Dibattito pubblico
Democrazie dinamiche e una coesistenza proficua in una società pluralistica richiedono dibattiti validi e imparziali. In un dibattito, diversi oratori si incontrano secondo regole chiare: presentano argomentazioni e controargomentazioni su una questione e mirano a convincere il pubblico del proprio punto di vista. Il termine francese "débat" significa letteralmente "battere l'avversario con le parole". Per questo motivo, Friedrich Nietzsche ammoniva: "Chi non riesce a mettere a tacere i propri pensieri non dovrebbe entrare nel vivo della discussione".
Un vivido esempio biblico di ciò è Apollo, un predicatore di talento che giunse a Efeso: "Ora, un Giudeo di nome Apollo, originario di Alessandria, venne a Efeso; era un uomo eloquente e un esperto delle Scritture". (Apg 18,24)Il passo biblico in questione è l'Antico Testamento. Apollo, un ebreo di Alessandria d'Egitto, parlò con convinzione nella sinagoga. Purtroppo, Apollo conosceva solo frammenti del Vangelo. Era stato istruito da Giovanni Battista e sapeva che Israele era chiamato al pentimento per attendere il Messia: "Quest'uomo era istruito nella via del Signore, parlava con fervore nello Spirito e insegnava correttamente riguardo a Gesù, ma conosceva solo il battesimo di Giovanni". (Apg 18,25).
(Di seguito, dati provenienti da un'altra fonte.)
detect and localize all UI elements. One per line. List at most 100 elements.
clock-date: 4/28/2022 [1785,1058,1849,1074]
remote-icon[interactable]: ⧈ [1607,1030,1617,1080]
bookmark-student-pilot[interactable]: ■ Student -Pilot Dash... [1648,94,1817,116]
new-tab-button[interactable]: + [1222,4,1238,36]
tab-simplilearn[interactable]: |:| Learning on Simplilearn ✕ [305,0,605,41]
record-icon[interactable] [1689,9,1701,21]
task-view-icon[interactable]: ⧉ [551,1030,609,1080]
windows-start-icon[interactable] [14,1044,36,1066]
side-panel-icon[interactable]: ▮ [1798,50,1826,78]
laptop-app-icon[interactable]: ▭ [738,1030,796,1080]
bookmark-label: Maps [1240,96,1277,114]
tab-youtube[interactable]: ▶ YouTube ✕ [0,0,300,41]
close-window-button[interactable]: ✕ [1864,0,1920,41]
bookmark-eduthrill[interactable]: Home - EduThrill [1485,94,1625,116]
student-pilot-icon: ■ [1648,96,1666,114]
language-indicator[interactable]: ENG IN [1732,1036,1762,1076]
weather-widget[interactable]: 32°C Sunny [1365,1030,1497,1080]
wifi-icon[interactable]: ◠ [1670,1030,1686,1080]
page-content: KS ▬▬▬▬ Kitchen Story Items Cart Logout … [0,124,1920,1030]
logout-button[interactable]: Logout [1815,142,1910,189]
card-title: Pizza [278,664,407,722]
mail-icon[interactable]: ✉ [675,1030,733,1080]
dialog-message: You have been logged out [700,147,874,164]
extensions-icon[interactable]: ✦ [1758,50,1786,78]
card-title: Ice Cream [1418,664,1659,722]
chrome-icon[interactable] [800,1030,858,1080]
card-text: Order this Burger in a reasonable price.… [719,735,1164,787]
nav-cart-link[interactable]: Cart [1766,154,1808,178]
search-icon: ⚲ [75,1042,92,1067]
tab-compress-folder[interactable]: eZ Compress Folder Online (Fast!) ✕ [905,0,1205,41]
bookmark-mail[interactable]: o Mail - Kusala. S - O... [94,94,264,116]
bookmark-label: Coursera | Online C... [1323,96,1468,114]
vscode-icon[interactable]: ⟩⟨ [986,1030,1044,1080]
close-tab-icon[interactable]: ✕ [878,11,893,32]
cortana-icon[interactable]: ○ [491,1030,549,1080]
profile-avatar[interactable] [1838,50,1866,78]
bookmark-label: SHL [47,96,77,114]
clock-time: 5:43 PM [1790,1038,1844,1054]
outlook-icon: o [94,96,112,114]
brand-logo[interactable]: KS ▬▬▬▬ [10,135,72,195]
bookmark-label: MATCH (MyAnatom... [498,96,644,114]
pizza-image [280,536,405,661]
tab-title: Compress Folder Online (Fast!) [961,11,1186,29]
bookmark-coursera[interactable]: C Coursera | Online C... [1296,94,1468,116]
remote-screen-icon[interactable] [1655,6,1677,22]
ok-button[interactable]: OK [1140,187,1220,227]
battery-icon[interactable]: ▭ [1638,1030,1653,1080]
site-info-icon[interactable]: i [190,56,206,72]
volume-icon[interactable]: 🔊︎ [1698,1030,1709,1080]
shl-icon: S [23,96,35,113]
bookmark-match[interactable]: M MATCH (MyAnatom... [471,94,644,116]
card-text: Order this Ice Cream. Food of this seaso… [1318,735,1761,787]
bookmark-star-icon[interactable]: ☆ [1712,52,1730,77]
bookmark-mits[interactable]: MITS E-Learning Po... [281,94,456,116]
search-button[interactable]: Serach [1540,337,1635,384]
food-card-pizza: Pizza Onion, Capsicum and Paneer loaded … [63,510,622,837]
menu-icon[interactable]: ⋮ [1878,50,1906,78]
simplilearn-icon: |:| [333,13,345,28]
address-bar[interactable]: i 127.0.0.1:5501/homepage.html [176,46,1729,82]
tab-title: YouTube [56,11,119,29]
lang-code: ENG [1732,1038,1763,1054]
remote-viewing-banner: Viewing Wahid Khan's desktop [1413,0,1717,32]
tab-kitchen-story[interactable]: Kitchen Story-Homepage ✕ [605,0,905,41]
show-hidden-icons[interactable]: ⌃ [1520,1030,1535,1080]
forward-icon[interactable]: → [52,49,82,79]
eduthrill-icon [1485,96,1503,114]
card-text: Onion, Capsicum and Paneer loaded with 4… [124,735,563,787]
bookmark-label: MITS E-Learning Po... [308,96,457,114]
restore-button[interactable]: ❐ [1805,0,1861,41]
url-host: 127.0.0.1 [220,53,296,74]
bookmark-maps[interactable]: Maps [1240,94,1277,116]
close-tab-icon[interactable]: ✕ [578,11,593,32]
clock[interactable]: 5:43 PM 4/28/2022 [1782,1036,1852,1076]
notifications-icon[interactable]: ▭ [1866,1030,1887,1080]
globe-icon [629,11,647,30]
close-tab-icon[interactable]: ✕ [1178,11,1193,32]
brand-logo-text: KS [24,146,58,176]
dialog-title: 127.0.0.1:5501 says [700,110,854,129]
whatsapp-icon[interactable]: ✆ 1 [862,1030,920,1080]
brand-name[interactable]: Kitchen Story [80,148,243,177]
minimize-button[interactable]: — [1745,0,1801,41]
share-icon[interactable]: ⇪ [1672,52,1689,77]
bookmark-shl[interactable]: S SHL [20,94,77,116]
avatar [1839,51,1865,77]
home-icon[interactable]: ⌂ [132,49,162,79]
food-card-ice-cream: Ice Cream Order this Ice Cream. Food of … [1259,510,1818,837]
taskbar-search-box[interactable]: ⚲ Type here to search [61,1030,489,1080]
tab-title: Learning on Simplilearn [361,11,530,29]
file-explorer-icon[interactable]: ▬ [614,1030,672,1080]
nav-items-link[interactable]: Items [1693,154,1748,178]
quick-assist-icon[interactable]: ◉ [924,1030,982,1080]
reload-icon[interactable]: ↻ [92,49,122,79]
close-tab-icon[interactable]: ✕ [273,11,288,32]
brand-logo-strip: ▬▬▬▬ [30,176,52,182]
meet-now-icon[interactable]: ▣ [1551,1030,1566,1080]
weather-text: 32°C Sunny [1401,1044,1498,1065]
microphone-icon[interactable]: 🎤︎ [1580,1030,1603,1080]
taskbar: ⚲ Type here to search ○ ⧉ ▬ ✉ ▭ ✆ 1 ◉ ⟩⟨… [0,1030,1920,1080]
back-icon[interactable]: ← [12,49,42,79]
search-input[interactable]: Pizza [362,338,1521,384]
Priscilla e Aquila notarono questa lacuna: «Cominciò a predicare liberamente e apertamente nella sinagoga. Quando Priscilla e Aquila lo udirono, lo presero in disparte e gli spiegarono più dettagliatamente la via di Dio». (Apg 18,26)L'incontro a casa di Priscilla e Aquila diede evidentemente ad Apollo una chiarezza cruciale. Quando in seguito volle lasciare Efeso per l'Acaia (Grecia), i fratelli lo incoraggiarono e gli inviarono una lettera di raccomandazione: «Quando volle andare in Acaia, i fratelli lo incoraggiarono e scrissero ai discepoli, chiedendo loro di accoglierlo. E quando giunse là, per grazia, fu di grande aiuto a coloro che avevano creduto». (Apg 18,27).
Apollo rispose apertamente e umilmente alla loro spiegazione. Con la sua nuova comprensione, difese pubblicamente Gesù e confutò le obiezioni dei suoi ascoltatori ebrei: "Infatti, nei dibattiti pubblici, confutò con enfasi le obiezioni dei Giudei e dimostrò, basandosi sulle Sacre Scritture, che Gesù è il Salvatore promesso". (Apg 18,28).
Più tardi, Paolo descrive la loro collaborazione in questo modo: «Io ho piantato, Apollo ha annaffiato, ma è Dio che ha fatto crescere. Quindi né chi pianta né chi annaffia è qualcosa, ma Dio che fa crescere». (1. Kor 3,6-7).
Apollo testimoniò con entusiasmo Gesù Cristo come Salvatore e Redentore. Allo stesso modo, noi che abbiamo accettato Gesù come Salvatore e crediamo fermamente che Dio lo abbia risuscitato dai morti, siamo chiamati a confessare il nostro Redentore e Salvatore davanti al mondo. Approfondiamo continuamente la nostra comprensione, correggiamo concretamente le idee sbagliate più diffuse su Cristo e rispondiamo alle domande che sorgono con calma e rispetto. Alziamo la voce responsabilmente affinché, attraverso la nostra testimonianza, molti possano riconoscere la verità liberatrice del Vangelo di Gesù Cristo.